A Registered Business Name: This must be followed by the word ‘Limited’ or ‘Ltd’. The Companies Registration Office exercises some control over the choice of name, it cannot be identical (or very similar to) the name of an existing company. It won’t be considered if it is offensive or illegal and the use of certain words in a company (for example, `Institute’, `National’) can only be used in certain circumstances. The company name must be displayed in a conspicuous place at every office, or other premises where the company carries out business.
A Registered Office : This need not necessarily be the same address as the business is conducted from. Quite frequently the address used for the registered office is that of the firm’s solicitor or accountant.

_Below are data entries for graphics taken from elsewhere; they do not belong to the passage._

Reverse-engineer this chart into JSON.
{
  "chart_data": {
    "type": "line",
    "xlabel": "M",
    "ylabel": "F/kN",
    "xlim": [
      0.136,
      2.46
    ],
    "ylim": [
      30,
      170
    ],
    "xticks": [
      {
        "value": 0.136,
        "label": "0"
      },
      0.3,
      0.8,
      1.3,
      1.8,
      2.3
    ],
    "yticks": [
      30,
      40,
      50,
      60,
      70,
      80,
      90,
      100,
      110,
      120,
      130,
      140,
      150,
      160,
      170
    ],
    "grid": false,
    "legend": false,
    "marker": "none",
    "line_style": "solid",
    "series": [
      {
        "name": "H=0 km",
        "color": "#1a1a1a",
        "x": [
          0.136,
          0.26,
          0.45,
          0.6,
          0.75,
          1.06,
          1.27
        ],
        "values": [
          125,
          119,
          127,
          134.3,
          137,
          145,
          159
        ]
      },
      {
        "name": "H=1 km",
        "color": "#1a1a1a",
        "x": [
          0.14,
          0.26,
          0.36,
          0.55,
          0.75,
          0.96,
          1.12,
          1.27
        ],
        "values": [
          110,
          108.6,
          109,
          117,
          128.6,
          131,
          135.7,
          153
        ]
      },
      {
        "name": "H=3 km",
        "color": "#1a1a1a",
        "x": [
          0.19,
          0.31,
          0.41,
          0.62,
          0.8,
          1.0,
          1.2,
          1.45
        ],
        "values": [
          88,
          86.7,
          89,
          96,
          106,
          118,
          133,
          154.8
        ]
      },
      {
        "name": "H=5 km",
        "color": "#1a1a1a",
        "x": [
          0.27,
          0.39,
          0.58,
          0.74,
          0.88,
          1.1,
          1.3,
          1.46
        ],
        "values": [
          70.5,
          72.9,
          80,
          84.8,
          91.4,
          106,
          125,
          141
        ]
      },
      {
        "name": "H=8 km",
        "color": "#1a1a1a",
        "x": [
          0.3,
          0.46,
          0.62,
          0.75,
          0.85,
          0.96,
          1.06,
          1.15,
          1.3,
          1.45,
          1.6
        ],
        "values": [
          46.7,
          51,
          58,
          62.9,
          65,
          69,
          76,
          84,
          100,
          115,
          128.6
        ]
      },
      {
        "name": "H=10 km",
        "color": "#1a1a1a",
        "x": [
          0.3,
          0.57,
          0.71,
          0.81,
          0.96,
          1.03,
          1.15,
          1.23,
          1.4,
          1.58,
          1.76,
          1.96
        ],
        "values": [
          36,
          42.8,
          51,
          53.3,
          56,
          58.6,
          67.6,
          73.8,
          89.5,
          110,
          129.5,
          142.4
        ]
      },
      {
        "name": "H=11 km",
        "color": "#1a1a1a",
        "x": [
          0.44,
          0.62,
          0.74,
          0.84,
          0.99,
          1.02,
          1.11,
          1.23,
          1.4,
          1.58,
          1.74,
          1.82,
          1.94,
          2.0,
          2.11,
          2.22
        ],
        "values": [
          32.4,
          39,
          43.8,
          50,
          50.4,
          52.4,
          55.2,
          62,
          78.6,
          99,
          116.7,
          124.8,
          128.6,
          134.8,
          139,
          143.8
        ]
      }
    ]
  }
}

This is the address, through, where all official correspondence will go.
Shareholders : There must be a minimum of two shareholders (also described as `members’ or `subscribers’). A private company can have up to fifty shareholders.
Share Capital : The company must be formed with a stated, nominal share capital divided into shares of fixed amounts. Small companies are frequently formed with a nominal share capital of Rs.100.
Memorandum of Association : The memorandum is the company’s charter. It states the company’s name; the situation of its registered office; its share capital; the fact that liability is limited and, most importantly, the object for which the company has been formed. In theory, the company can only operate in the areas mentioned in the objects clause but in practice the clause is drawn to cover as wide an area as possible, and anyway a 75 per cent majority of the members of the company can change the objects whenever they like. Nevertheless, it is worth bearing in mind that directors of the company will incur personal liability if the company engages in a type of business which is not authorised by the objects clause. The memorandum must be signed by at least three shareholders.
Articles of Association : The document contains the internal regulations of the company, the relationship of the company to its shareholders and the relationship between the individual shareholders. Many companies don’t bother to draw up their own articles but adopt (sometimes with some modifications) articles set out in the Companies Act.
Certificate of Incorporation : This is the document, which the registrar of companies issues to you once he has approved your choice of name and your memorandum. When you receive this document your company legally exists and is ready to trade.
Auditors : Every company must appoint a qualified auditor. The auditor’s duty is to report to the treasurer whether or not the books of the company have been properly kept, and that the balance sheet and profit and loss account presents (or doesn’t present) a true and fair view of the company’s affairs and complies with the Companies Act. Auditors are appointed or re-appointed at general meetings at which annual accounts are presented, and they hold office from the conclusion of the meeting until the next general meeting.
Accounts : The Companies Act lays down strict rules on accounting. Every company must maintain a set of records, which show the financial position at any one time with reasonable accuracy. The accounts comprise a profit and loss account and balance sheet with the auditors’ and directors’ reports appended. A new company’s accounting reference period begins on its incorporation and runs until the following 31st March – unless the company notifies the registrar of companies otherwise. Within ten months of the end of an accounting reference period, an audited set of accounts must be laid before the shareholders at a general meeting and a set delivered to the registrar of companies.
Registers, etc. : In addition to the accounts books, companies are required to have: a register of members and share ledger; a register of directors and secretaries; a register of share transfers; a register of charges; a register of debenture holders; a book can be purchased to hold all of the above. This will be provided automatically if you buy a running concern.
Company Seal : All companies must have an engraved seal. This must be impressed on share certificates and must be used whenever the company has to execute a deed.